December 22, 2013

Symbiosis or Stockholm Syndrome

Connecticut has a very strange relationship with Metro-North.  Some see it as one of mutual interest.  Others describe it as an example of the Stockholm Syndrome, where a kidnap victim fights to defend its captor.
After the bankruptcies of the Penn-Central Railroad and Conrail, Connecticut’s Dept of Transportation was anxious to find anyone to run commuter rail service to NYC.  The operating agreement creating Metro-North combined Connecticut-owned tracks and rail-cars with NY State operated lines in a bi-state shotgun wedding.
Connecticut subsidizes 66% of the railroad’s operating deficit in our state and Metro-North subsidizes 34%.  But Connecticut also subsidizes 34% of the operating shortfall for riders in NY while Metro-North picks up 66% of that cost.  That’s symbiosis.
Today, 30 years later, the state of Connecticut is Metro-North’s biggest customer, representing more revenue and passengers than New York’s Hudson or Harlem lines.  But make no mistake:  Metro-North is just a vendor to the state.

The contract with Metro-North has self-renewed for the past 30 years, and CDOT has never considered alternatives.  The last time the contract went to arbitration, Connecticut was so out-gunned by NY lawyers it came out of the deal with less money, not more.  We got smacked down and have never had the guts to stand back up.
The operating agreement, now as thick as a Manhattan phone book (remember those?), is seriously lacking:
  • It gives Connecticut no seat on the Metro-North or MTA board of directors.
  • It includes no performance standards or penalties for non-compliance.
  • It is so cumbersome and arcane that it’s virtually impossible to get out of.
  • All of which leaves Connecticut with zero leverage.
As one lawmaker described it, Metro-North is like the old Lilly Tomlin character, Ernestine, the phone operator.  When customers would complain, she would say…’ too bad, we don’t care… we don’t have to, we’re the phone company!” 
Clearly, that’s how Metro-North has treated its customers, including CDOT, over the years.  They just don’t care, because they don’t have to.
And they also don’t care about how badly they have mis-managed our railroad:
  • A recent report showed that eight Metro-North foremen falsified time sheets from April thru August this year, claiming to be repairing bridges when they were actually goofing off driving to Pennsylvania to buy fireworks and cheap cigarettes.
  • Metro-North dissolved its undercover inspection team in 2012 after an audit found similar malfeasance.  Neither the unions nor management could stop the fraud.
  • In a four year period, Metro-North suspended 129 and fired 4 employees for serious safety violations.  During the same period, the Long Island Railroad (sister railroad to Metro-North) suspended 884 and fired 12 for similar infractions.
As the NY Post reported recently:  “The approach to discipline at Metro-North revolves around a lengthy adjudication process — first, there’s a hearing; then a review of the hearing transcript; a ruling from a hearing officer follows; then the accused can appeal to the railroad’s vice president of labor relations.
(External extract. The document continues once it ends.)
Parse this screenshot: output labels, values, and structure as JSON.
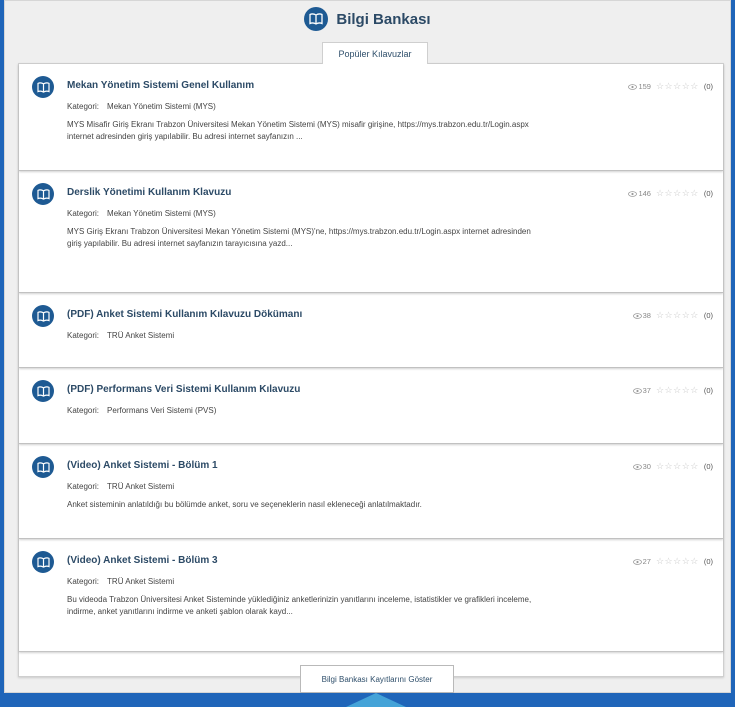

If that doesn’t work, an appeal can be filed with the state Labor Department.”

When you start paying higher fares in January, ask yourself:  How can this go on?  Who is running this railroad?  And why is CDOT not outraged enough to even consider alternative operators?


Unknown said...

Wow. So its…
-CT generates more revenue than NY for MNR.
-CT has no representation.
-CT-based, six figure-earning MNR employees have reduced accountability/oversight compared to NY-based counterparts.
Not sure I completely understood, but it seems to indicate CT passengers subsidize NY passengers. If that’s the case, my recent fare hike makes more sense.
I must say, I really didn’t know what I was getting into when I decided to become a MNR captive.

The LIRR Today said...

Connecticut would be incapable of supporting service on its own. Additionally, it is highly doubtful that MNCR would ever allow a private operator to run on its tracks in New York State and its Grand Central Terminal.

New York State manages to contract out services on the Port Jervis and Pascack Valley Lines to NJTransit without having to cry foul every time something goes wrong. Did you hear Governor Cuomo crying for NYS control after Hurricane Irene and Hurricane Sandy? Nope.

This doesn't have a leg to stand on.